Vic avait gravi les échelons au sein de l’agence et cherché à recruter Reece quand il avait pris la direction du groupe des Opérations spéciales, la branche militaire de l’agence connue jusqu’en 2016 sous le nom de Division des Activités Spéciales. Il préférait toujours l’ancienne nomenclature. Il avait désormais la responsabilité du groupe des Opérations spéciales ainsi que du groupe d’Action politique, deux entités qui partageaient de nombreuses choses en commun. La face sombre de l’Agence coulait dans son sang. Il avait grandi sous le spectre perpétuel de la Bahia de Cochinos et s’était fait la promesse de ne jamais autoriser un échec en raison d’antagonismes entre renseignements terrain et action clandestine. Victor Rodriguez était responsable du troisième bras de la politique étrangère américaine, dès lors que la diplomatie, la pression militaire ou la menace d’une intervention échouaient ou se révélaient impossibles pour des raisons politiques. La Division des Activités Spéciales constituait la Tertia Optio, la troisième option.
Vic avait convaincu Reece de signer en qualité de contractuel et avait usé de toute la pression nécessaire quand ce dernier était rentré de Russie. Il voulait que l’ancien commando-marine rejoigne le Groupe des Opérations Spéciales en qualité d’officier. Reece avait fini par accepter lors d’un coup de téléphone passé en pleine nuit un mois plus tôt. Cette période d’entretiens de trois jours faisait partie du processus de recrutement. Si la candidature de Reece était acceptée, celui-ci serait notifié d’une date d’entrée en fonction et il pourrait alors débuter sa formation à « la Ferme5 ».
« Vous ne pourriez pas dire à l’autre andouille d’en finir afin que nous puissions passer à autre chose ?
– Ça ne fonctionne pas comme ça. Nous avons déjà discuté du polygraphe. Tu as besoin de passer le test comme tout le monde. Ce n’est quand même pas si compliqué ? Tu passes ton examen médical, dentaire, tu pisses dans un flacon et tu réponds à quelques questions, rien de plus. Tu bénéficies d’une grâce présidentielle, alors même si d’un point de vue technique tu mens en répondant aux questions, tu dis en fait la vérité.
– Ça ne veut pas dire que j’aime ça pour autant.
– Non, mais tu n’as pas besoin d’aimer ce que tu fais.
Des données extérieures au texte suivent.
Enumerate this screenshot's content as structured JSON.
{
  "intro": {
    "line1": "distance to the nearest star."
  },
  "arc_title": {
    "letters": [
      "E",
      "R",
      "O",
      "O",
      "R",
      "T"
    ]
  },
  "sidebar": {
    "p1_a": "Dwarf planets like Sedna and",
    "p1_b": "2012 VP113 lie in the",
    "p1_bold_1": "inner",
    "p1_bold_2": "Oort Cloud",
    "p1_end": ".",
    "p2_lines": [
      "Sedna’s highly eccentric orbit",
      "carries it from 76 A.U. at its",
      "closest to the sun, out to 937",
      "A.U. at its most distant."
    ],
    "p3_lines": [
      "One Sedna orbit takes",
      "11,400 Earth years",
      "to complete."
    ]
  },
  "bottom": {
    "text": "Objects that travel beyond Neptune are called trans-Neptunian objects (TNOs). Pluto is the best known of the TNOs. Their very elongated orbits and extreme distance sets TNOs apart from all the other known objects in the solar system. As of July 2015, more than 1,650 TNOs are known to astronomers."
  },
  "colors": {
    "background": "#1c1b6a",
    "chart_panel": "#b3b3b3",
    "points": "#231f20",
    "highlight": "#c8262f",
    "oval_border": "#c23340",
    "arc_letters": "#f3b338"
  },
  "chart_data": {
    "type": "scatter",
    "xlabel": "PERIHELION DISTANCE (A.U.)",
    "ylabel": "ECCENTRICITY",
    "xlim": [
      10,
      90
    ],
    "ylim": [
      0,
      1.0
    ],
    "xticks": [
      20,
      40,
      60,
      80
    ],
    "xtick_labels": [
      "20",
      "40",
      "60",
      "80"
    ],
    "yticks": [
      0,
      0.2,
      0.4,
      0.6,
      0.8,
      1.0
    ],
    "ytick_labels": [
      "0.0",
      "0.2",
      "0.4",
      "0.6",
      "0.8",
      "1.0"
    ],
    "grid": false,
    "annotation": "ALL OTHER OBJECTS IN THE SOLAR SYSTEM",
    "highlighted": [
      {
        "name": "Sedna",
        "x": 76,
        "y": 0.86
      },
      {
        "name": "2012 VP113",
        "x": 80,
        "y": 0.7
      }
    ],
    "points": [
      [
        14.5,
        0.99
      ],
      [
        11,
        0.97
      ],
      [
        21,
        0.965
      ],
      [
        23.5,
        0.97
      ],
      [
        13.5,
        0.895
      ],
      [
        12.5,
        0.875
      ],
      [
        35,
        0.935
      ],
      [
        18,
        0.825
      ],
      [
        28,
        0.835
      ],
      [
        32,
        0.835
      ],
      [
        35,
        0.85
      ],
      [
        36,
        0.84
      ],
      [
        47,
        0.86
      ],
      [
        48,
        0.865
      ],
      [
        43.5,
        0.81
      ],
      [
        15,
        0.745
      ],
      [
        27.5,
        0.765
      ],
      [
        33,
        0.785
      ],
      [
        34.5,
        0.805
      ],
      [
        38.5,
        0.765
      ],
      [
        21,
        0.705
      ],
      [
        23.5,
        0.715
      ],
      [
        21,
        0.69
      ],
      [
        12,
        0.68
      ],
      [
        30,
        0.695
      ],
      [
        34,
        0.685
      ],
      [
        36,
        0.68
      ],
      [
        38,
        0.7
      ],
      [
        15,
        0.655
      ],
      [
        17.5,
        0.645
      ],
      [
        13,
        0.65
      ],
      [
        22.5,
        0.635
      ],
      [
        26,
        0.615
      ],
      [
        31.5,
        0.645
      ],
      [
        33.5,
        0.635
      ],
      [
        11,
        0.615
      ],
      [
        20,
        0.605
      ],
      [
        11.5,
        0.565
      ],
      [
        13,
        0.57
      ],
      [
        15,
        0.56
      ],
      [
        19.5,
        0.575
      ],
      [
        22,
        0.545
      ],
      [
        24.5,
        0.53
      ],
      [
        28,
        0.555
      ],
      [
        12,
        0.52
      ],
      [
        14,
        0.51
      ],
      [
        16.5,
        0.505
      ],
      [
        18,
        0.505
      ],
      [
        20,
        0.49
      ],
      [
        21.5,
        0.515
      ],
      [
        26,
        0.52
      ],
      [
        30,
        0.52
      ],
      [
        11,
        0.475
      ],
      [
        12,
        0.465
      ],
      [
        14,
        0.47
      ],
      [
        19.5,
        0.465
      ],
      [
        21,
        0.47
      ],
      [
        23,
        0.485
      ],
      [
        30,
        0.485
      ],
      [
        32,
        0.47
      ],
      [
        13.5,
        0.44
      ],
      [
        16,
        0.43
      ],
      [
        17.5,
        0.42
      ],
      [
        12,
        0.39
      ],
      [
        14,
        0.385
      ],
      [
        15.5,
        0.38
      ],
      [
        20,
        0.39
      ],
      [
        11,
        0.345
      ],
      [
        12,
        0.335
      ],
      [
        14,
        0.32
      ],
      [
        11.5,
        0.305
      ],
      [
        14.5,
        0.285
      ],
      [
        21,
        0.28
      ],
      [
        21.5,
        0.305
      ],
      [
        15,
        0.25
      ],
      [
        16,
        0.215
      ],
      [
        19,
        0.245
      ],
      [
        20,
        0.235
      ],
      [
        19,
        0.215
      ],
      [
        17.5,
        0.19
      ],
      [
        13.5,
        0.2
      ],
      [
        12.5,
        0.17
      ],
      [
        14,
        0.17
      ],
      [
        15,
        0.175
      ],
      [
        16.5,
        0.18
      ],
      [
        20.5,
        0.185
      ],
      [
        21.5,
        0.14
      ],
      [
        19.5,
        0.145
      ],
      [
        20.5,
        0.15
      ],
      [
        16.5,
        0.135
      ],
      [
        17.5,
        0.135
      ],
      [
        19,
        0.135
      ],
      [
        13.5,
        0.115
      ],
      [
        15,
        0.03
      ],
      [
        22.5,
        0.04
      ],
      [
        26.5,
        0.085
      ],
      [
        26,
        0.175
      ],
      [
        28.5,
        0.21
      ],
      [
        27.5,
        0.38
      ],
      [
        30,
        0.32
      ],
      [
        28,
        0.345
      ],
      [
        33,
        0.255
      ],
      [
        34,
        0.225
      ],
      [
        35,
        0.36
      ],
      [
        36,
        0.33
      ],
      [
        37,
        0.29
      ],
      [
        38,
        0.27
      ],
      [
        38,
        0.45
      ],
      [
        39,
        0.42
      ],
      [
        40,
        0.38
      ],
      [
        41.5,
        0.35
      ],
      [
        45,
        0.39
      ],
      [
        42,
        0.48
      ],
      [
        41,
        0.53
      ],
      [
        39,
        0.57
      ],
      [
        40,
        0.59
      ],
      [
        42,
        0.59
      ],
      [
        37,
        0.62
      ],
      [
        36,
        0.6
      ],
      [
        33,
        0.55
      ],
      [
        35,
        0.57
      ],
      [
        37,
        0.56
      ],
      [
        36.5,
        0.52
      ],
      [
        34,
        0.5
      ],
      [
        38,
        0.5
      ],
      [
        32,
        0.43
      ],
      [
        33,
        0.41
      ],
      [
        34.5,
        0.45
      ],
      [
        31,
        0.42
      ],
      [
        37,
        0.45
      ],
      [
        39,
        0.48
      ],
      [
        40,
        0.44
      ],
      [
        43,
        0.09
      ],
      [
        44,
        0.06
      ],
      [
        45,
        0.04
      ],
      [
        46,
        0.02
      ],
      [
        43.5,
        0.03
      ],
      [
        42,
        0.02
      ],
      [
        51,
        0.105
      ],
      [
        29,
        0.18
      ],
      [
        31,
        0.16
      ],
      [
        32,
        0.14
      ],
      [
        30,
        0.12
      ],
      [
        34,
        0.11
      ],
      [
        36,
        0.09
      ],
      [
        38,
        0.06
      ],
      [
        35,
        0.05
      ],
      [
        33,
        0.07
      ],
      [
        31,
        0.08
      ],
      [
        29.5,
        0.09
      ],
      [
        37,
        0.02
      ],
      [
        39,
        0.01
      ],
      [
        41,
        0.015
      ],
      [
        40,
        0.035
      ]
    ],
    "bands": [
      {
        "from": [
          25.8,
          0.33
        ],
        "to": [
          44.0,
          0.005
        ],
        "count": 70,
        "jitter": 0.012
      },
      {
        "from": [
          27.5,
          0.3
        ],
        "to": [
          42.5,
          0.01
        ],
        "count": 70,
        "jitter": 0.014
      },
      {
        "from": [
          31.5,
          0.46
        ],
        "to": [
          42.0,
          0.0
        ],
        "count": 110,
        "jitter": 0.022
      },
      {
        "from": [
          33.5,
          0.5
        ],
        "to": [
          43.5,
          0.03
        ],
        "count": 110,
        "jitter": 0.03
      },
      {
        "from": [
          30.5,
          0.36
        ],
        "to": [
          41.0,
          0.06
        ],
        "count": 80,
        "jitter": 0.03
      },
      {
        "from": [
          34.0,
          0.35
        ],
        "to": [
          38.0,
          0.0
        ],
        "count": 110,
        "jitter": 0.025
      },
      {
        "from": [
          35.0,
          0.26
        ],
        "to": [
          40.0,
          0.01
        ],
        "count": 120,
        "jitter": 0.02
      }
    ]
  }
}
Ce n’est pas une expression SEAL, ça ?
– Tu ne dois pas aimer ce que tu fais, tu dois juste le faire, confirma Reece.
– Parfait, alors contente-toi de le faire. Tu bénéficies d’une importante marge de manœuvre en raison de ce que toi et Freddy avez fait pour sauver la vie de l’ancien président. Et bien que rien ne soit officiellement confirmé ou cautionné, des rumeurs circulent selon lesquelles tu aurais neutralisé Oliver Grey. L’Agence, et plus particulièrement les gars du contre-renseignement, n’aime pas vraiment les traîtres. Ils n’ont pas su repérer Nicholson, Ames ou encore Grey. Il se raconte que tu aurais appliqué à Grey la sentence que l’Agence aimerait voir appliquer à tous les traîtres.
– Je réponds du mieux que je le peux, Vic.
– Le polygraphe, ce ne sont que des questions liées au contre-renseignement ou au style de vie. Tu sais comment ça fonctionne, l’examinateur te demandera de revenir demain. Fais ce qu’on te demande et faisons en sorte que tu intègres “la Ferme”.
– Compris. Mais demande à “John” de me lâcher les baskets.
– Fais ce qu’on te demande, répéta Vic avant de pivoter pour quitter la salle du polygraphe. Et s’il te plaît, ne le balance pas à travers le miroir sans tain. Ces trucs coûtent plus cher que tu ne pourrais le penser. »
Quand « John » réapparut dans la pièce, Reece apaisa son rythme cardiaque comme il l’aurait fait pour réaliser un tir longue distance. Il concentra ses pensées sur le sourire de Katie et répondit de manière adaptée avec des oui ou des non. Ce n’était pas tous les jours que l’on se voyait offrir la possibilité de l’emporter contre un détecteur de mensonges.
Réussir l’examen du polygraphe signifierait que Nizar Kattan se rapprochait un peu plus de sa mort.